You probably saw him around the Hill, pedaling a bicycle with an enormous black box on the front, a box from which he would remove all manner of equipment that allowed him to fix whatever had gone wrong in Capitol Hill row house. Or maybe you even were one of the lucky ones whose house was taken care by him over the years. His name was Jim Zinn, and he died suddenly on October 14.
Before Jim became the Hill’s favorite handyman, he devoted his life to service. Born on June 13, 1964 in Sacramento, he grew up in Green Bay, Wisconsin and Davis, California, where he graduated from the University of California. Post graduation, he joined the Peace Corps, who sent him to The Gambia where he worked on forestry and chimpanzee projects. Back in the US, he joined the District government to help them help the unhoused and others who threatened to fall through the cracks in the system.
When this became too stressful, Jim looked for other ways of helping, and his skill in keeping his own home in order became a career. But not a career that would keep him from what was really important: time with his family, riding his bike, or attending Nats games. Jim even managed to convince his wife Francesca and daughter Sophia to spend a year sailing around the Caribbean. Together with their dog Calvi, they spent the time hopping from one island to the next.

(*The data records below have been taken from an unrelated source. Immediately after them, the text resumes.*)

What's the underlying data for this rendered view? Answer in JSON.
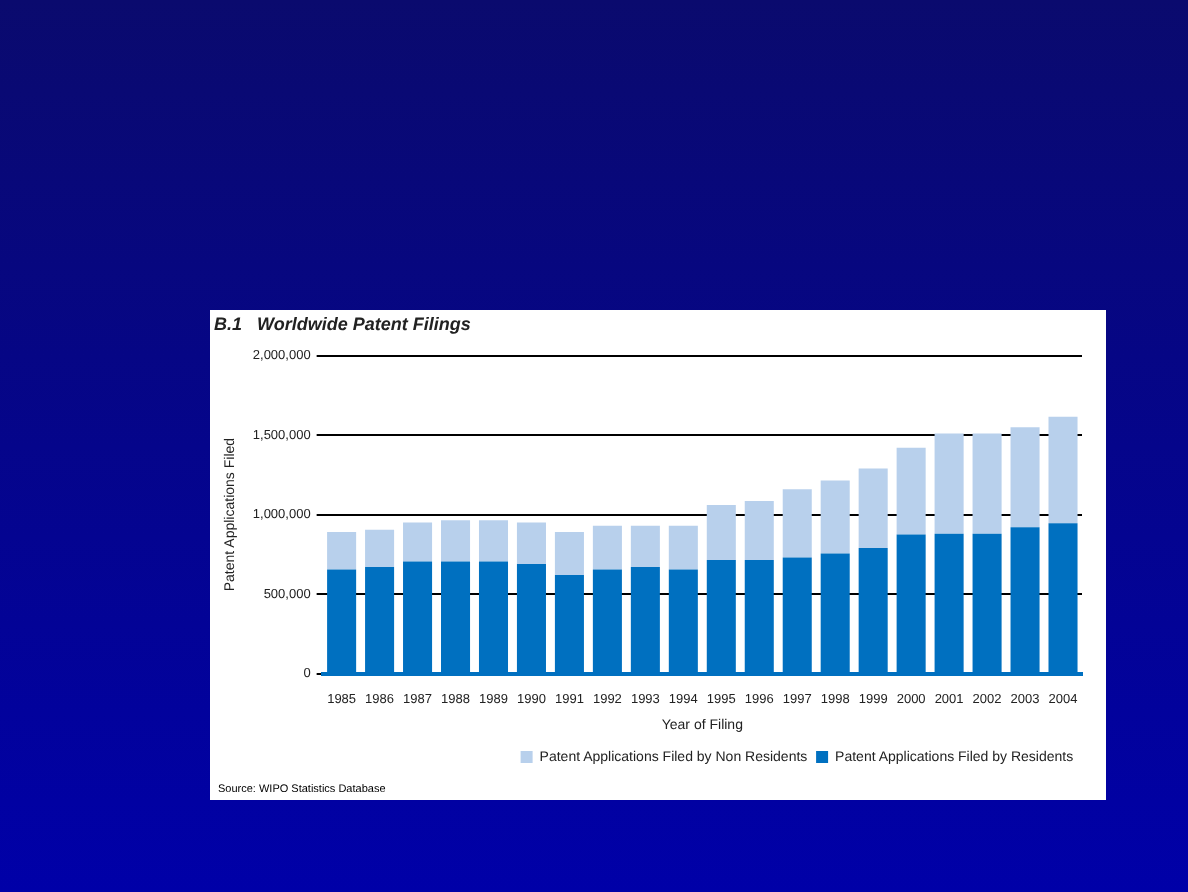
{
  "chart_data": {
    "type": "bar",
    "title": "B.1   Worldwide Patent Filings",
    "xlabel": "Year of Filing",
    "ylabel": "Patent Applications Filed",
    "categories": [
      "1985",
      "1986",
      "1987",
      "1988",
      "1989",
      "1990",
      "1991",
      "1992",
      "1993",
      "1994",
      "1995",
      "1996",
      "1997",
      "1998",
      "1999",
      "2000",
      "2001",
      "2002",
      "2003",
      "2004"
    ],
    "series": [
      {
        "name": "Patent Applications Filed by Residents",
        "color": "#0070c0",
        "values": [
          655000,
          670000,
          705000,
          705000,
          705000,
          690000,
          620000,
          655000,
          670000,
          655000,
          715000,
          715000,
          730000,
          755000,
          790000,
          875000,
          880000,
          880000,
          920000,
          945000
        ]
      },
      {
        "name": "Patent Applications Filed by Non Residents",
        "color": "#b8d0ec",
        "values": [
          235000,
          235000,
          245000,
          260000,
          260000,
          260000,
          270000,
          275000,
          260000,
          275000,
          345000,
          370000,
          430000,
          460000,
          500000,
          545000,
          630000,
          630000,
          630000,
          670000
        ]
      }
    ],
    "stacked": true,
    "ylim": [
      0,
      2000000
    ],
    "yticks": [
      {
        "value": 0,
        "label": "0"
      },
      {
        "value": 500000,
        "label": "500,000"
      },
      {
        "value": 1000000,
        "label": "1,000,000"
      },
      {
        "value": 1500000,
        "label": "1,500,000"
      },
      {
        "value": 2000000,
        "label": "2,000,000"
      }
    ],
    "grid": "y",
    "legend": "bottom right",
    "annotations": [
      "Source: WIPO Statistics Database"
    ]
  }
}
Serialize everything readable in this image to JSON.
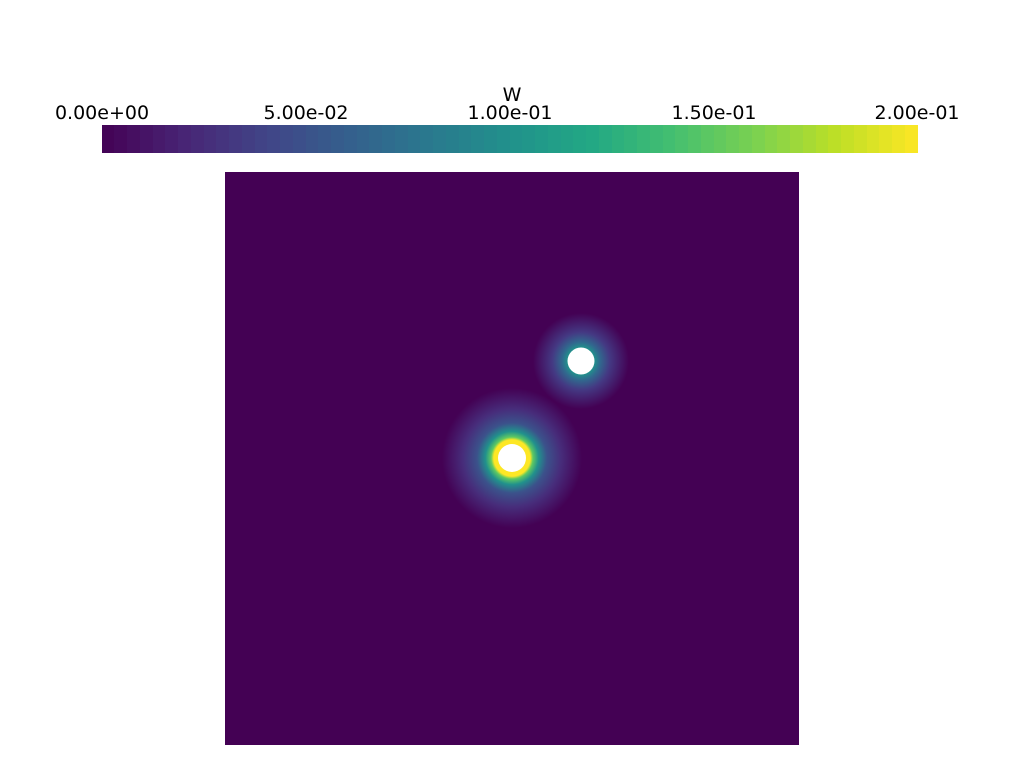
{
  "colorbar": {
    "title": "W",
    "ticks": [
      "0.00e+00",
      "5.00e-02",
      "1.00e-01",
      "1.50e-01",
      "2.00e-01"
    ],
    "range": [
      0.0,
      0.2
    ],
    "colormap": "viridis",
    "colors": {
      "low": "#440154",
      "mid": "#21918c",
      "high": "#fde725"
    }
  },
  "field": {
    "background_value": 0.0,
    "background_color": "#440154",
    "hole_color": "#ffffff",
    "holes": [
      {
        "label": "upper-right-hole",
        "peak_value": 0.1
      },
      {
        "label": "center-hole",
        "peak_value": 0.2
      }
    ]
  }
}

He also arranged his schedule so that he could spend an hour in the morning at Peregrine Coffee on 7th Street, discussing the news of the day with a rotating cast of about a dozen whose schedules allowed for such a break.
The others knew that when Jim pulled out his little notebook and stumpy pencil that they had 15 minutes to wrap up the discussion before Jim, daily schedule in hand, mounted his bicycle to continue his one-man fight against old house entropy.